Bila suatu saat Anda berkunjung ke Kota Semarang dan melihat banyak orang berdiri mengerumuni gerobak berisi banyak makanan itulah yang dinamakan Gilo-Gilo. Aneka pilihan makanan tersedia di kuliner ini, dari lumpia mini, gorengan, donat, bermacam sate, hingga buah-buahan segar.
Tampilannya yang sederhana, yakni makanan kecil tersebut dijajar di atas gerobak yang biasanya berada di trotoar jalan raya menjadikan Gilo-Gilo akrab dengan masyarakat kelas bawah. Bedanya dengan angkringan (di Semarang akrab disebut Nasi Kucing), Gilo-Gilo tidak menyediakan kursi dan juga tidak menyajikan minuman hangat.
Jika pembeli merasa haus setelah menyantap hidangan snack itu, mereka bisa mengambil minuman yang sudah dikemas dalam kantong plastik (tentu saja tidak dingin atau panas) atau bisa menyomot buah segar yang kadar airnya besar, seperti semangka atau bengkuang.
Murahnya Gila-Gilaan
Salah satu Gilo-Gilo yang jadi favorit warga Semarang berada di dekat Stasiun Poncol atau di trotoar Jalan Imam Bonjol Semarang. Sejak buka hingga tutup, warung ini selalu dikerumuni pembeli.
"Saya makan sate 2, gorengan 6, buah 4, dan kolak 1, berapa pak?" ujar Andi (45 tahun).
"Lima belas ribu, mas," kata Sugeng, pemilik tempat kuliner Gilo-Gilo itu.
Pria pegawai swasta yang makan dengan istrinya itu terbelalak kaget dengan harga aneka makanan di tempat itu yang sangat murah. Lalu dia membayar sambil tidak lupa berterima kasih pada penjual. Sebagai orang yang tinggal di daerah Semarang Atas, Andi jarang makan di Semarang Bawah, seperti Poncol dan Johar.

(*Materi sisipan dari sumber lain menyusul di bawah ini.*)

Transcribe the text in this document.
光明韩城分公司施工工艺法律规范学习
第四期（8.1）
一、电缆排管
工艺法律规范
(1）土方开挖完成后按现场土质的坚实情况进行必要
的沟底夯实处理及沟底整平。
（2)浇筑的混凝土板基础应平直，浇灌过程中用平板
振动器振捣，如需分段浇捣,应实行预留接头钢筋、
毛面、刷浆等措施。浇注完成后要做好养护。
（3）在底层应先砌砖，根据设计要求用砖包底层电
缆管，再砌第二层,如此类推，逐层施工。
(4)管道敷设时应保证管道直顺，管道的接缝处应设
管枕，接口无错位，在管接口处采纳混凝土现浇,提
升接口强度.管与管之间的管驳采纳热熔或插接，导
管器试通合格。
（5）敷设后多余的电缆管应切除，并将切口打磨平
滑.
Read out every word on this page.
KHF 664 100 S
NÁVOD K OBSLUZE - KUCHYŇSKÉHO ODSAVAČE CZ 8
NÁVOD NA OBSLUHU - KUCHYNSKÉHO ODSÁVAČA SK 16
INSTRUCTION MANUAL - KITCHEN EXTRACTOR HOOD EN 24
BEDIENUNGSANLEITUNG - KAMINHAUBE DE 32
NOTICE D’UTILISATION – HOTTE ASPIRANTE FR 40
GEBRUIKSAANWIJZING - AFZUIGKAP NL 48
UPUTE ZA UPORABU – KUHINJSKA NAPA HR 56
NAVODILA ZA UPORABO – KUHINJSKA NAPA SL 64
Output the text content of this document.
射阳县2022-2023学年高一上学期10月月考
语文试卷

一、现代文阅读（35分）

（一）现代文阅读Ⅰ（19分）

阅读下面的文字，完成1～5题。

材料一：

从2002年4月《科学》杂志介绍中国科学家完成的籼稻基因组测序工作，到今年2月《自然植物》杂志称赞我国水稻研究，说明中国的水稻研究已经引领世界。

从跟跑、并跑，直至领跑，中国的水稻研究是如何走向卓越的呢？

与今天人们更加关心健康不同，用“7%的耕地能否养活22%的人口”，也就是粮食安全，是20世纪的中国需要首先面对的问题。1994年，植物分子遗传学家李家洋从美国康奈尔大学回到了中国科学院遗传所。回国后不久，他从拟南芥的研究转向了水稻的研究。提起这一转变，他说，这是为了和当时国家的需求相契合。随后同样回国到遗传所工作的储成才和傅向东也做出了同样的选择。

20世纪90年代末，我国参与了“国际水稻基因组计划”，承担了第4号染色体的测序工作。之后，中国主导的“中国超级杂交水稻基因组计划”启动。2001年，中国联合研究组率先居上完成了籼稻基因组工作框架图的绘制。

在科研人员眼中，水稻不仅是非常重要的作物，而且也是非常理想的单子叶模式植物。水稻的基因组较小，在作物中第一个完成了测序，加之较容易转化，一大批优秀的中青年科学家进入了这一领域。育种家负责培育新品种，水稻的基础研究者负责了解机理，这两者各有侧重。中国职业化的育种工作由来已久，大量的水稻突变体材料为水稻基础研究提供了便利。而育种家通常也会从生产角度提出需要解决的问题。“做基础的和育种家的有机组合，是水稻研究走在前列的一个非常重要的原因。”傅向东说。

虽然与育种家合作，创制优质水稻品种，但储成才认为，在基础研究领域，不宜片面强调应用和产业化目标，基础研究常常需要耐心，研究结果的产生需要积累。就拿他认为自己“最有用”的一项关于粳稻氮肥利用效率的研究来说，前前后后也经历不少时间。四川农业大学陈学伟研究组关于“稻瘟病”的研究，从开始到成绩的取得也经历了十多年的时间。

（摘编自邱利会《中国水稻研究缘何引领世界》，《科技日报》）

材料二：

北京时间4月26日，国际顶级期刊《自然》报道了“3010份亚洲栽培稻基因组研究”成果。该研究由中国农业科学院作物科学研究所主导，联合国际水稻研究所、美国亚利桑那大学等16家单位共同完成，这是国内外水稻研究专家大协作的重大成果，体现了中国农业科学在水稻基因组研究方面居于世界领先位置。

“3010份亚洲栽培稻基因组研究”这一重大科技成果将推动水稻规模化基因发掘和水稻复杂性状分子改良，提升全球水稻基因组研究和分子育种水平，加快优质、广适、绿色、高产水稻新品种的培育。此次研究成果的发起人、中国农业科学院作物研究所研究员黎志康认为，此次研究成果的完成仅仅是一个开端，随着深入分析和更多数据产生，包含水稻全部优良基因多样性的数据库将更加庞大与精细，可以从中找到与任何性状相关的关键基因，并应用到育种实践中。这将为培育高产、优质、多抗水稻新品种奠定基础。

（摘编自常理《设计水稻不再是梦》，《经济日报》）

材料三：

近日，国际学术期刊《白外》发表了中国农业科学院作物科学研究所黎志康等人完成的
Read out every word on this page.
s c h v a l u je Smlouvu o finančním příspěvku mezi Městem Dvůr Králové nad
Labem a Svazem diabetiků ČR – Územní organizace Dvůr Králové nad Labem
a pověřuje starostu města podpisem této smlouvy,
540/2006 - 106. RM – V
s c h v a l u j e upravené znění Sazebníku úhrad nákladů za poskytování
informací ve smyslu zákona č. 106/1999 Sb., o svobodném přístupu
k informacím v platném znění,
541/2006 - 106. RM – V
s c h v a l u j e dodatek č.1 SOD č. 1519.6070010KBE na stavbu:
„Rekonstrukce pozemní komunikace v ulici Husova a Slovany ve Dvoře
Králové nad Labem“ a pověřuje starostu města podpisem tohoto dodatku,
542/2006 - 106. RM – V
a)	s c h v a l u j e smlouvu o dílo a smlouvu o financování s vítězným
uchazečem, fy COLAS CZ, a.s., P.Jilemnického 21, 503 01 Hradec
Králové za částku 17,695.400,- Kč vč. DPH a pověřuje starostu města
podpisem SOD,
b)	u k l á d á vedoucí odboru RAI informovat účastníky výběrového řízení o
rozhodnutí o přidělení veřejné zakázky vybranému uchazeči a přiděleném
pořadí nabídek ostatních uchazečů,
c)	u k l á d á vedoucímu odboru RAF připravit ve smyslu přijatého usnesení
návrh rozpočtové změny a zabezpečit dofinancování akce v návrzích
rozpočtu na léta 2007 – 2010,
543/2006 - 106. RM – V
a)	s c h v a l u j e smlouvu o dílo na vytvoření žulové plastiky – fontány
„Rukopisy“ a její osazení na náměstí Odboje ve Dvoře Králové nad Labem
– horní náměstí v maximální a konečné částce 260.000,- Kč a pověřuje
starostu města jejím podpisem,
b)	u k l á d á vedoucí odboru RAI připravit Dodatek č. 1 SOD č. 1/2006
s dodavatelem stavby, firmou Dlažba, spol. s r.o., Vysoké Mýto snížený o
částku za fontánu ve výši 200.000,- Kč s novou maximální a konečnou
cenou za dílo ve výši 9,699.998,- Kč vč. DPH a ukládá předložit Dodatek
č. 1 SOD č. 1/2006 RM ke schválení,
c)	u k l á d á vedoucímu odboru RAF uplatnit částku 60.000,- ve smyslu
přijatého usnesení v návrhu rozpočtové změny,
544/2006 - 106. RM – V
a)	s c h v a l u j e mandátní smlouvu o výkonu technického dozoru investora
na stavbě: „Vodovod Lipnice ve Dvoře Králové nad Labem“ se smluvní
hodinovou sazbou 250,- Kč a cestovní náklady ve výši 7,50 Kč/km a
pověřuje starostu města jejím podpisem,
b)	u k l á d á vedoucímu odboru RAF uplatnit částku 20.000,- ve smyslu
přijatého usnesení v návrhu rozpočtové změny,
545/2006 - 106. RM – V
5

"Harganya murah gila-gilaan," ujarnya setengah berbisik pada istrinya.
Mendengar betapa murahnya harga makanan di tempat itu, istri Andi memilih melanjutkan menyantap lumpia mini sambil menyomot semangak sebagai hidangan penutup.
Mengenai kisaran harga, Sugeng dengan ramah menerangkan pada pembeli yang bertanya.
"Jajan [aneka gorengan, donat mini, lumpia, dan lain-lain] dan buah seribuan, sate seribu lima ratus, minuman dua ribu," ucapnya sembari sibuk mengupas buah semangka, pepaya, bengkoang, dan nanas yang langsung diserbu pembeli.
Beberapa bongkah es batu di letakan di tumpukan potongan buah itu untuk menjaga kesegaran dagangan.
Selain di Poncol, terdapat beberapa penjual Gilo-Gilo di sekitar Pasar Johar, Bundaran Bubakan, dan Jalan Arteri Sukarno Hatta yang buka di siang hari.
Nama Unik
Satu hal yang unik dari tempat kuliner ini adalah namanya yang terdengar lucu dan mudah diingat. Tidak jelas siapa yang dulu memberi nama, namun dari cerita dari mulut ke mulut yang beredar di masyarakat Semarang, Gilo-Gilo berasal dari kata bahasa Jawa: iki lho, iki lho (ini lho, ini lho). Kalau diperpanjang kata-kata itu menjadi, iki lho akeh panganan (ini lho banyak makanan).
Seiring waktu, kata 'iki lho, iki lho' itu disebut dengan cepat menjadi Gilo Gilo.
Dari pantauan Benhil, kuliner yang menjajikan makanan, minuman, dan buah seperti itu tidak ada di kota lain. [Benhil]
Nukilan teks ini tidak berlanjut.